Genel Sekreter Rahvancıoğlu: “Özel Okulları Teşviğe Boğan Devlet, Tüyü Bitmemiş Sabilerin mi Parasına Muhtaç?”

Bağımsızlık Yolu Genel Sekreteri Münür Rahvancıoğlu, okulların açılmasıyla birlikte gündeme gelen okul kıyafet ücretleriyle ilgili sosyal medya hesabından açıklama yaptı.

Rahvancıoğlu, eğitimin hem bir hak hem de zorunluluk olduğunu vurgulayarak, zorunlu kılınan eğitim süreçlerinde çocukların harcamalarını üstlenmemenin çocukların ensesinden para kazanmak anlamına geldiğini belirtti.

Rahvancıoğlu, okul kayıt-kırtasiye ücretleri dışında eğitimde devlet eli ile yürütülen bir diğer soygunculuğun  kıyafet paraları olduğunun altını çizerek, “Devlet özel okullara milyarlarca liralık teşvikler, vergi indirimleri, arazi hibeleri, elektrik indirimleri ve parasal katkılar yaparken; sadece tüyü bitmemiş sabilerin mi parasına muhtaç?” sorusunu sordu. 

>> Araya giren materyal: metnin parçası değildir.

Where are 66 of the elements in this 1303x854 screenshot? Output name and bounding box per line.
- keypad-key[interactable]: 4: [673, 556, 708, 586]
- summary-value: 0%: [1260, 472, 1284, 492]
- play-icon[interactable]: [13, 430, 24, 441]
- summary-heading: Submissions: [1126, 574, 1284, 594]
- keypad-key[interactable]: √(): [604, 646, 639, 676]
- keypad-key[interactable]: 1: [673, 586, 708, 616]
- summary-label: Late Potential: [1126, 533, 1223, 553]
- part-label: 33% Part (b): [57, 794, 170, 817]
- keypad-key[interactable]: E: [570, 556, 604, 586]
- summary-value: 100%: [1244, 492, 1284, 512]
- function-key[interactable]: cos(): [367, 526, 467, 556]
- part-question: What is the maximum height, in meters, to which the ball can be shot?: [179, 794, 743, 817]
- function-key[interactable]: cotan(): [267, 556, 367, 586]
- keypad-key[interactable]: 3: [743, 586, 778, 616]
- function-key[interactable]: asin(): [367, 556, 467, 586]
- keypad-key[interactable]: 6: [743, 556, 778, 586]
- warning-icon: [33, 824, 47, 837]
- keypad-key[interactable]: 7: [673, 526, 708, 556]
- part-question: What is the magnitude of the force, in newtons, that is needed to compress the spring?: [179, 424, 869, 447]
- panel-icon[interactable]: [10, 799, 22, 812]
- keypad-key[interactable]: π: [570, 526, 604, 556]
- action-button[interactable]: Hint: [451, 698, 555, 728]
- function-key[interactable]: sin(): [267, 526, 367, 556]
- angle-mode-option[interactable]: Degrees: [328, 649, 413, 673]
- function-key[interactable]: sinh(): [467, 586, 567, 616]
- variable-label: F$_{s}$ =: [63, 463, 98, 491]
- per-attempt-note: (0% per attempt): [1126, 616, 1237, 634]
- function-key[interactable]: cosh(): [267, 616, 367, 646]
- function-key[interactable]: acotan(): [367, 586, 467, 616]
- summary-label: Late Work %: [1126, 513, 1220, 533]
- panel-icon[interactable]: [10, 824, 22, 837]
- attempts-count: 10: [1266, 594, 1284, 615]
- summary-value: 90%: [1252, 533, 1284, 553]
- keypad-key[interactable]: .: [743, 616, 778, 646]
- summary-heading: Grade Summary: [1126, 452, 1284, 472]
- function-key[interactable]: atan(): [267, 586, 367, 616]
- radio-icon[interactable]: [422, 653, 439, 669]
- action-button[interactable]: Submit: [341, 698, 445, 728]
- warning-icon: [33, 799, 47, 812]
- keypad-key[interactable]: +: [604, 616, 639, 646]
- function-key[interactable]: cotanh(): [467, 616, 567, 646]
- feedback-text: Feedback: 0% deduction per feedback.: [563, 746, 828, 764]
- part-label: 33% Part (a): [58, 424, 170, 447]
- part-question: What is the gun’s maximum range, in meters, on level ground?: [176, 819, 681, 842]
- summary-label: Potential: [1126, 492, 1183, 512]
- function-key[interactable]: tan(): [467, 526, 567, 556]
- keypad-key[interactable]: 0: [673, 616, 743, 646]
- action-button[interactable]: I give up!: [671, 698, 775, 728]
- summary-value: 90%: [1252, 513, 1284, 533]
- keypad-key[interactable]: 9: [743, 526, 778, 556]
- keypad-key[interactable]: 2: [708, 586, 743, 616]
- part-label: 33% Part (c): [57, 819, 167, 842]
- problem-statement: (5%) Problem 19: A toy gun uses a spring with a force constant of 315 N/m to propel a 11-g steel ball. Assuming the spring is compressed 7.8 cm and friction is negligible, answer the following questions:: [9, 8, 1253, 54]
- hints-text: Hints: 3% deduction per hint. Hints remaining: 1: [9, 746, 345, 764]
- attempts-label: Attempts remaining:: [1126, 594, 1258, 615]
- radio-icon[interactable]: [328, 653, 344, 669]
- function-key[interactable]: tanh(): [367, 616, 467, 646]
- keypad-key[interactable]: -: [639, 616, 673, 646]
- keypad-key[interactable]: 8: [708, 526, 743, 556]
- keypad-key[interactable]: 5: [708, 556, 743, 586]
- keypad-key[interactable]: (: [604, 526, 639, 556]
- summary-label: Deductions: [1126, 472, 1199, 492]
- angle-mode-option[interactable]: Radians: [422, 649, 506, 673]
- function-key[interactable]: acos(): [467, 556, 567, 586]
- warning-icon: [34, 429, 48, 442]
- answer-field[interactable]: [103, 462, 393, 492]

https://www.facebook.com/Rahvancioglu/posts/10156856341362762

BİR DEVLET ÇOCUKLARI YÜTER Mİ?

Eğitim hem bir haktır hem de bir zorunluluktur. Belli bir yaşa kadar, çocukların eğitim almasını zorunlu kılmışsanız; o çocukların eğitim için girecekleri her türlü harcamayı da karşılamanız gerekir. Eğitimi zorunlu kıldığınız halde, çocukların harcamalarını üstlenmezseniz; çocukların ensesinden para kazanan en adi dolandırıcıdan farkınız kalmaz!
Okul kayıt-kırtasiye ücretleri dışında eğitimde devlet eli ile yürütülen bir diğer soygunculuk ise kıyafet paralarıdır ne yazık ki! Bu ülkede sadece eğitim almak değil, eğitimi belli bir kıyafet ile almak da zorunlu olduğu halde; kıyafet ücretleri de çocukların boğazından kesiliyor! Oysa belli bir kıyafeti zorunlu kılan her kurum; o kıyafeti sağlamakla da mükelleftir. Askeri kamuflajı ordu temin eder; pilotun-hostesin-hemşirenin-doktorun önlüğünü işyeri sağlar; güvenlik görevlilerin, polisin-gece bekçisinin-itfaiyecinin üniformasını kurumu verir; işçinin kaskını, yeleğini patronu verirken; bu devletin gücü sadece çocuklara mı yetiyor?
Devlet özel okullara milyarlarca liralık teşvikler, vergi indirimleri, arazi hibeleri, elektrik indirimleri ve parasal katkılar yaparken; sadece tüyü bitmemiş sabilerin mi parasına muhtaç?
Diyelim ki devletin parası yok! Zenginler için var olduğunu biliyoruz ama diyelim ki yok! Ama kıyafetlerin de tek tip olması isteniyor ki okullarda çocuklar sınıf farkını hissetmesin! Peki niye her okulun kıyafeti farklı, niye her okul kendi kıyafetinin her parçasına ayrı ayrı adını yazdırıyor? Tüm ilkokulların, tüm orta okulların kıyafetleri aynı olsa, her okul öğrencisine sadece kendi armasını verse ve bu kıyafetler piyasadan serbestçe, her bütçeye göre bulunabilse kötü mü olur? Niye böyle olmuyor?
Niye hem hem eğitim zorunlu, hem kıyafet mecburi hem de kıyafet sadece ilgili okuldan temin edilebiliyor? Niye okullar 2-3 yılda bir kıyafetleri değiştirip, ailelerin en temel kıyafet dayanışmasına bile engel oluyor?
Niye okullar yüzlerce öğrenci için toplu yapılan kıyafet alımlarında, piyasa fiyatının değil altına inmek, yanına bile yaklaşamıyor?
Eğitim zorunlu! Kıyafet zorunlu! Kıyafeti okuldan almak zorunlu! Eğitimde böyle bir tekelcilik, böyle bir sömürü, böyle bir insafsızlık; nerede, hangi tarihte görülmüş?
Ve son bir soru; çocukların cebinden, şekerinden, oyuncağından, yemeğinden, geleceğinden zorla topladığınız paralarla, mı kalkınacak bu devlet?